U.S. Dist. Court, SD New York, No. 11 Civ. 8157 (ER), February 1, 2016: Preservation easement recording date is contribution date in New York.
Mecox Partners LP (“Mecox”) donated a historic preservation easement and open space easement on property in New York State to a charitable organization. The deed of easement was fully executed in 2004, but was not recorded until November 2005. Mecox claimed a qualified conservation contribution deduction on its 2004 tax return. They submitted an appraisal of the contribution dated June 13, 2005, which stated the value of the easement as of November 1, 2004.
The IRS denied the deduction, saying that the easement was not contributed in the tax year for which it was claimed. The IRS also said the substantiation requirements for a qualified conservation contribution deduction were not satisfied because the appraisal was not conducted within 60 days of the on November 17, 2005, contribution date, as required by treasury regulation 26 C.F.R. § 1.170A-13(c)(3)(i). Mecox took the case directly to the U.S. District Court.
The court found for the IRS. The court looked to New York State law to determine the taxpayer’s interest in the property before turning to federal law to determine the tax consequences of that interest. The court found that under the applicable New York law, New York Environmental Conservation Law (“ECL”) Article 49, Title 3, for an instrument to be a “conservation easement” as defined in that statute the instrument must be recorded to be effective. ECL § 49-0305(4). Accordingly, the court held that federal law requires that a deduction for charitable contribution of a conservation easement in New York cannot be claimed until the easement is recorded. Because Mecox claimed the deduction for a tax year prior to the recording, the claimed deduction was denied.
The court cited support in two recent U.S. Tax Court decisions: Zarlengo v. Commissioner, 108 T.C.M. 155, (2014), and Rothman v. Commissioner, 103 T.C.M. 1864 (2012), vacated in part on unrelated grounds, 104 T.C.M. 126 (2012). (Tax Court decisions are not binding precedent on the US District Court.)

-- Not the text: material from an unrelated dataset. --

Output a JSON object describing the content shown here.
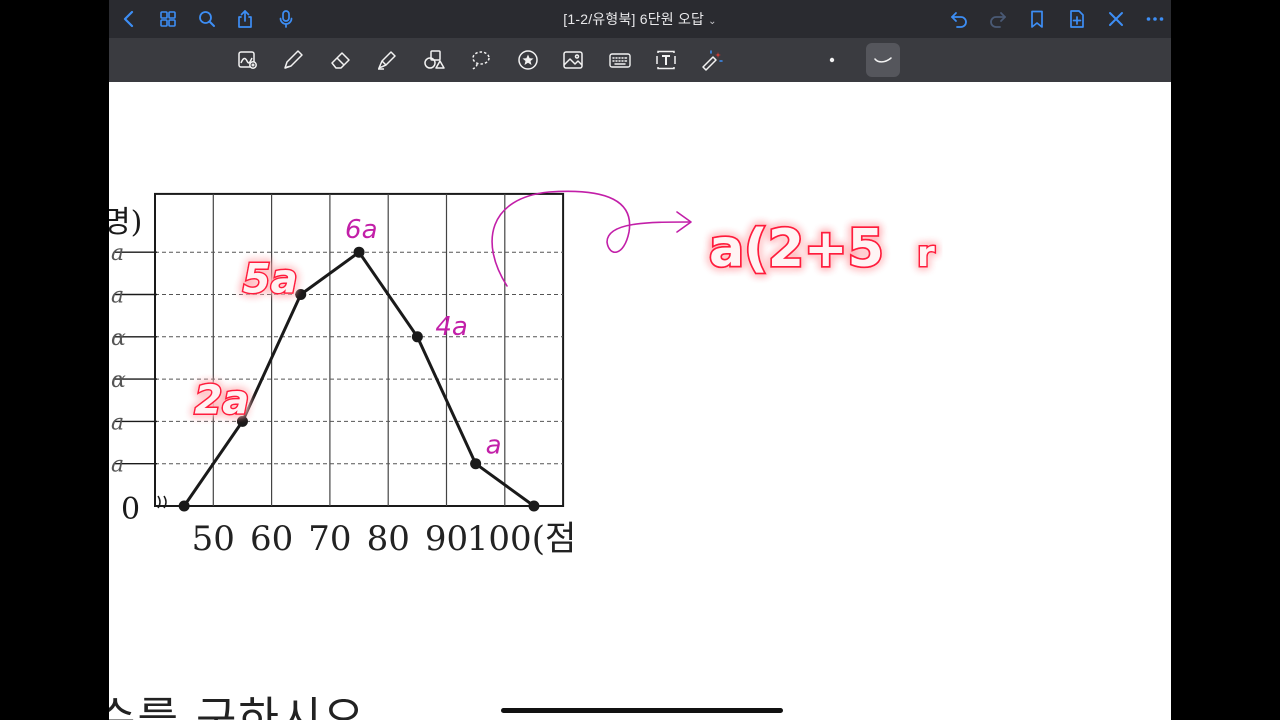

But the argument didn’t end there. Mecox made two alternative arguments to still try to hold onto the deduction. First, Mecox asserted that the ECL does not apply in this case because, according to them, the easement is not a “conservation easement” under ECL but “a common-law restrictive covenant, which does not require recordation to be effective.” The court rejected this reasoning, saying that the instrument makes clear the parties’ intent (which the court said governs how it should be construed under New York property law) for the instrument to be a conservation easement under the ECL, even if it does not precisely so state. Alternatively, Mecox argued that even if the ECL does apply to this easement, recordation is required only for a conveyance to be effective against subsequent purchasers, not as between the parties to the instrument. The court rejected this interpretation, saying it is in direct contradiction of the text of the ECL.
The court also addressed the substantiation problem about the date the appraisal was prepared. Having decided that the contribution date was the recording date of November 17, 2005, the court found the appraisal, conducted on June 13, 2005, was not prepared within 60 days before the contribution date of the appraised property, or before the extended due date of the tax return claiming the deduction. 26 C.F.R. § 1.170A-13(c)(3)(i).
The court did not address the IRS imposition of an accuracy-related penalty under 26 U.S.C. § 6662.